What shall I do to manage under the devilish condition that I now must share with the former editor in chief of "Time, Inc." publications and Vineyard visitor? A certain arrogance operates in the atmosphere of obsessive self-concern with one's own illness, particularly bemoaning the poor hand which fate has dealt us. Grunwald's conversation is totally lacking in this trait. It is "remarkable," a lesson for all of us. His experience is not only poignant to hear about but also laced with courage and inspiration. He read and had read to him endless materials about the disease of aging macular degeneration (AMD), the most common form of blindness in the U.S. He sought out professionals and friends and eye specialists who offered diverse methods of help and inspiration for living as full a life as possible with the loss of vision and the prospect of an uncertain future. Until the past two years there had been no effective treatment for AMD and treatments in use before this were at risk for causing increased visual loss.

I experienced early in my eye problem the "dry" form of AMD. It is the most common form of the disease. The cells in the retinal macula, the central visual spot in the back of the eye, die of unknown cause. This spot contains specialized cells that define small details like letters, words and, commonly, central facial features which are transmitted to the visual cortex of the brain. This form is very slowly progressive and disability can be minor although over years can become disabling. As I drive along State Road toward Chilmark the horizon over the ocean has become wavy losing its straight-as-a-dye line. I continue driving except after dark; reading can be irritating but do-able with help from a magnifying glass.

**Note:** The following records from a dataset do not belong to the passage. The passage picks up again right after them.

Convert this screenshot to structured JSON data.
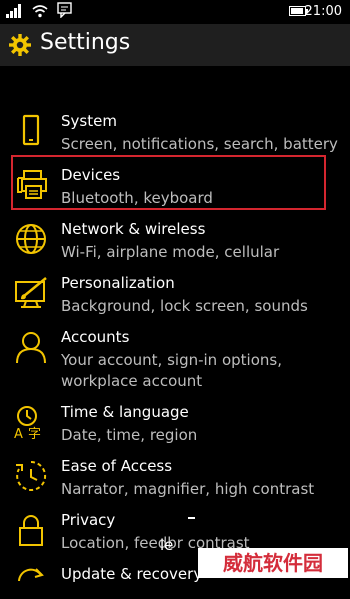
{
  "status_bar": {
    "time": "21:00",
    "icons": [
      "signal-icon",
      "wifi-icon",
      "message-icon",
      "battery-icon"
    ]
  },
  "header": {
    "title": "Settings",
    "icon": "gear-icon",
    "accent": "#f2c400"
  },
  "items": [
    {
      "name": "system",
      "title": "System",
      "subtitle": "Screen, notifications, search, battery",
      "icon": "phone-icon"
    },
    {
      "name": "devices",
      "title": "Devices",
      "subtitle": "Bluetooth, keyboard",
      "icon": "printer-icon",
      "highlighted": true
    },
    {
      "name": "network",
      "title": "Network & wireless",
      "subtitle": "Wi-Fi, airplane mode, cellular",
      "icon": "globe-icon"
    },
    {
      "name": "personalization",
      "title": "Personalization",
      "subtitle": "Background, lock screen, sounds",
      "icon": "paint-icon"
    },
    {
      "name": "accounts",
      "title": "Accounts",
      "subtitle": "Your account, sign-in options, workplace account",
      "icon": "person-icon"
    },
    {
      "name": "time-language",
      "title": "Time & language",
      "subtitle": "Date, time, region",
      "icon": "language-icon"
    },
    {
      "name": "ease-of-access",
      "title": "Ease of Access",
      "subtitle": "Narrator, magnifier, high contrast",
      "icon": "timer-icon"
    },
    {
      "name": "privacy",
      "title": "Privacy",
      "subtitle": "Location, feedbr contrast",
      "icon": "lock-icon"
    },
    {
      "name": "update-recovery",
      "title": "Update & recovery",
      "subtitle": "",
      "icon": "refresh-icon"
    }
  ],
  "highlight_color": "#d5262f",
  "watermark": "威航软件园",
  "artifact_text": "le"
}
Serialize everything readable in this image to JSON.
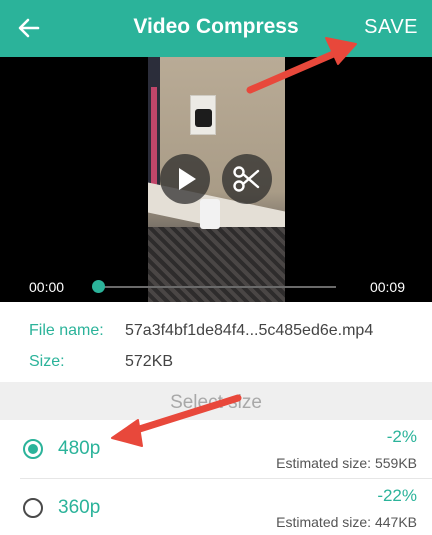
{
  "app": {
    "title": "Video Compress",
    "back_icon": "arrow-left-icon",
    "save_label": "SAVE",
    "accent_color": "#2bb39a"
  },
  "player": {
    "current_time": "00:00",
    "duration": "00:09",
    "progress": 0.0,
    "play_icon": "play-icon",
    "trim_icon": "scissors-icon"
  },
  "file": {
    "name_label": "File name:",
    "name_value": "57a3f4bf1de84f4...5c485ed6e.mp4",
    "size_label": "Size:",
    "size_value": "572KB"
  },
  "size_selector": {
    "heading": "Select size",
    "options": [
      {
        "resolution": "480p",
        "change": "-2%",
        "estimate": "Estimated size: 559KB",
        "selected": true
      },
      {
        "resolution": "360p",
        "change": "-22%",
        "estimate": "Estimated size: 447KB",
        "selected": false
      }
    ]
  },
  "annotations": {
    "arrow_color": "#e8483b"
  }
}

However, about a year ago my visual acuity decreased quickly over two months between visits to the eye doctor. Hemorrhages and leaking vessels appeared over the macula with small cysts and thickening of the retinal tissues. My eye doctor, Sheldon Buzney of Retina Specialists of Boston, gave me hope that what was now the "wet" form of AMD could be treated to halt progression of this more serious form of the disease. A new medication injected directly into the affected eye usually can halt the more serious rapid progression of the "wet" form of ADM. I was terrified at the thought. Piercing the eye is one of those mythological happenings in torture and ancient warfare which makes us all grimace with revulsion at the thought.

My salvation came from a 96-year-old friend who had become legally blind from AMD. She told me about the new drug and how it had stopped her decline although had not restored her lost vision. She was very thankful at that. "Oh, the procedure is a breeze," she said. "Hardly a pinch, I felt as if I'd had soap suds in my eye or a speck of dust under the lid for a day or two."

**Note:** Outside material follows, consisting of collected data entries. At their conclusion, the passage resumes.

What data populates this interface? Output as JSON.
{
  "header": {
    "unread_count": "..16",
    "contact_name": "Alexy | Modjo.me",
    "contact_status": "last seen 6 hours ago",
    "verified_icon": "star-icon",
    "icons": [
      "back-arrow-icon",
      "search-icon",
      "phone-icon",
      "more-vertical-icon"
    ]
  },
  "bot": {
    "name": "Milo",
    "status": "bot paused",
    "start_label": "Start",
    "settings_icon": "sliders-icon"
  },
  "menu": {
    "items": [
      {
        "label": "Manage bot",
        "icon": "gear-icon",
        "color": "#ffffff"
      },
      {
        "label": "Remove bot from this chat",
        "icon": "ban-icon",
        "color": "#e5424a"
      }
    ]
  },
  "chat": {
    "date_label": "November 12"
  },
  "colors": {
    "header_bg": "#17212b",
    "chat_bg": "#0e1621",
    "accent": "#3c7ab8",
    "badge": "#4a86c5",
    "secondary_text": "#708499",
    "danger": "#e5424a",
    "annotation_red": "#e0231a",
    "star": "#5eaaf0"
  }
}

Of course, I barely believed her but her remark made Dr. Buzney's reassurance more credible and it turned out to be absolutely true. After three painless monthly injections of the drug called Lucentis, the "wet" AMD had "dried up" and the vision was marginally improved and has remained stable for another three months. I am hopeful but wary. Lucentis is a new anti-neoangiogenesis drug. The word breaks down into anti (against), neo (new), angio (blood vessel) genesis (growth).

Grunwald's book and this ten syllable-drug came at a propitious time in my life. I have more to hold on to than my own self-absorption. I live each day as I can, visit the eye doctor regularly and keep several magnifying glasses about the house for the phone book, magazine articles, and medicine labels. I continue to be amazed at the depth of knowledge scientists have acquired about the eye. I'm lucky to be alive and well, approaching 80.